The visual pathway, which is a prototypical G-protein-coupled receptor system, is one of the best characterized of this family of receptor systems. Various steps in this pathway are optimized in 22:6n-3-containing bilayers. The highest levels of MII formation in reconstituted systems are observed in 22:6n-3-containing bilayers (Litman & Mitchell, 1996b). The 22:6n-3-containing bilayers exhibited increased levels of MII-Gt complex formation and more favorable kinetic coupling of MII and Gt, relative to less unsaturated membrane systems (Litman et al., 2001). MII and Gt must interact rapidly to form a complex upon formation of MII in order to make signaling along the pathway efficient. As the bilayer acyl chains become less unsaturated, this process becomes delayed, introducing a lag time in the signaling process. Reduced affinity of the receptor, MII, for Gt will result in less amplification in the pathway, resulting from there being fewer Gts activated.
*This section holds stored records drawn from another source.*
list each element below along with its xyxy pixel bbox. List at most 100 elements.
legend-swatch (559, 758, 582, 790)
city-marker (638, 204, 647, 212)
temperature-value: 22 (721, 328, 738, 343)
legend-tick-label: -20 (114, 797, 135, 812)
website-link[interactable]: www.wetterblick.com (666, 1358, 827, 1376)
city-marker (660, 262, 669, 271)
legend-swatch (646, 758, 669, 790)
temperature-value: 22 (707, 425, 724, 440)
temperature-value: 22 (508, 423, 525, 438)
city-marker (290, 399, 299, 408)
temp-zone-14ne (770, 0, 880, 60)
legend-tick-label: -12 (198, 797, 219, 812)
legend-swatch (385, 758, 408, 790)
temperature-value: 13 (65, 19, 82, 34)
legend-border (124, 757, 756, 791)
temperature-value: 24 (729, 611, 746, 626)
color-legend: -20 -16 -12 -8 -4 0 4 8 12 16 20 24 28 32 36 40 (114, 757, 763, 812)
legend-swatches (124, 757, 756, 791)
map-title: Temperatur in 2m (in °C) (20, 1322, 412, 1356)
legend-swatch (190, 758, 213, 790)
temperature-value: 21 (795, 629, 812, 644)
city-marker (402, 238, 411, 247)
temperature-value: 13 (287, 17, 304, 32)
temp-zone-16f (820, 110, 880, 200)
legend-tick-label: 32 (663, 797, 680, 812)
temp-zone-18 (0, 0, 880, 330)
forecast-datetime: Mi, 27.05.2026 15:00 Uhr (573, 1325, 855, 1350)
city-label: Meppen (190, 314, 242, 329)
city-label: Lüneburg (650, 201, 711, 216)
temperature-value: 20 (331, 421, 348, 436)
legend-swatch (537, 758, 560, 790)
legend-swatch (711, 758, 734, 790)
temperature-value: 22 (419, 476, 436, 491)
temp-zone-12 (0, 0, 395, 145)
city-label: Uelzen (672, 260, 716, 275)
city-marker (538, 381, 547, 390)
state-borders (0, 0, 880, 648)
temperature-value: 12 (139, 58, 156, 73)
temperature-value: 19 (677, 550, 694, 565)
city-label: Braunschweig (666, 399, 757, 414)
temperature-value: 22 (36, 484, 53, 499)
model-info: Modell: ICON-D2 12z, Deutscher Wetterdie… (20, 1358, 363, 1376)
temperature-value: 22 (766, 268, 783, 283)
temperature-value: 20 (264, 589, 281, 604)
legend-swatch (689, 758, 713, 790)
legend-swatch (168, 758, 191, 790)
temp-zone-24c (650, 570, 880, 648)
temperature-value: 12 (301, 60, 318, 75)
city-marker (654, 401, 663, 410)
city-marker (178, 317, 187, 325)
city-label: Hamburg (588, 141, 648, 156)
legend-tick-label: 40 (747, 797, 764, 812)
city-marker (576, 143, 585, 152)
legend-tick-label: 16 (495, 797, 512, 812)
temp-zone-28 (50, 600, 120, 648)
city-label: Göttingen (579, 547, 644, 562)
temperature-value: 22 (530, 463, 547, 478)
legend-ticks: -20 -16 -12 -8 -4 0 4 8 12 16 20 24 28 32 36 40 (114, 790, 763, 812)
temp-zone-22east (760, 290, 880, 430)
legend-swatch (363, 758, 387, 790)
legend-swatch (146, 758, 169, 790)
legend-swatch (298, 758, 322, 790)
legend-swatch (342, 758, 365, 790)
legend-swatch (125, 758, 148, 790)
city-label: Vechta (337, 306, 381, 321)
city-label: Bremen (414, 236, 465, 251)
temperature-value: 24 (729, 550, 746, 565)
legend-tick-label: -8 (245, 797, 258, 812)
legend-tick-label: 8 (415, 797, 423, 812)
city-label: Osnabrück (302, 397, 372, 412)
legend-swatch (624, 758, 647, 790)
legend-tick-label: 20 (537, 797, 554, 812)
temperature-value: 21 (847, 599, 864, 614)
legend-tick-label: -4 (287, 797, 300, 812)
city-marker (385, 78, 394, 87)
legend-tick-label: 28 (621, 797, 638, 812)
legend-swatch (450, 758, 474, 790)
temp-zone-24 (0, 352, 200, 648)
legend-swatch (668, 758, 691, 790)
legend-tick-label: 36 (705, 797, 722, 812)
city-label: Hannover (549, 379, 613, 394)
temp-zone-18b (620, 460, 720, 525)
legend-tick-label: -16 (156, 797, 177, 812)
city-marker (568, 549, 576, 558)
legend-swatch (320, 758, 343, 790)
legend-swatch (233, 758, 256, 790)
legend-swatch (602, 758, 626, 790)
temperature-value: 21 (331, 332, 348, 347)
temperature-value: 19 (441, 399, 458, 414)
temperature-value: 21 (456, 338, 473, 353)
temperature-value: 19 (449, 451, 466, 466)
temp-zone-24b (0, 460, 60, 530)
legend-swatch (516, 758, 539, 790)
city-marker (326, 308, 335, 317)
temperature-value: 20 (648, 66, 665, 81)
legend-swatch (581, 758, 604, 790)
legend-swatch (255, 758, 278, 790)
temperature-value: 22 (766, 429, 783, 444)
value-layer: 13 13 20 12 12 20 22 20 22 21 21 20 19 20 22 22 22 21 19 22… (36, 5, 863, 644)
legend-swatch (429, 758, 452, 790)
Observations made in reconstituted systems are in good agreement with elec-troretinogram (ERG) measurements made on n-3-deficient animals, where reduced signal amplitude and a lag time in signal development are seen. In view of the similarities between the visual system and other G-protein-coupled receptor pathways, the findings in the vision pathway ought to be applicable to neurotransmitter receptors in this super-family. This extrapolation is supported by studies evaluating olfactory discrimination of rats raised on either an n-3-deficient or n-3-adequate diet. The n-3-adequate group made fewer errors in odor discrimination tests than the n-3-deficient group (Greiner et al, 1999). The olfactory bulb of rats raised on an n-3-deficient diet showed an 82% loss of 22:6n-3 relative to rats raised on an n-3-adequate diet. Olfactory and visual signaling are both G-protein-coupled receptor pathways and both are less sensitive in 22:6n-3-deficient animals.

The finding that 22:6n-3-containing bilayers buffer the inhibitory effects of cholesterol has strong implications for psychological disorders that are associated with variable levels of cholesterol. Under conditions of reduced levels of 22:6n-3 in n-3-deficiency and an increased cholesterol level, a reduced sensitivity in G-protein-coupled receptor signaling would be anticipated. Thus, the effectiveness of serotonin or other associated neu-rotransmitters would be decreased, potentially inducing some of the observed psychological dysfunction associated with cholesterol.

The studies described herein provide insight into the mechanism whereby 22:6n-3-containing phospholipids optimize membrane-associated signaling processes. Studies of both odor discrimination in n-3-deficient rats (Greiner et al, 1999) and visual deficits in n-3-deficient rhesus monkeys (Neuringer et al., 1984) and formula-fed infants (Birch et al., 2000) demonstrate a marked desensitization of two distinct G-protein-coupled signaling pathways to 22:6n-3 deficiency. It is anticipated that the sensitivity of G-protein-coupled receptor systems to levels of 22:6n-3 in membrane phospholipids will be of a general nature and this phenomenon may provide an explanation of the deficiencies in cognitive processes observed in n-3 deficiency.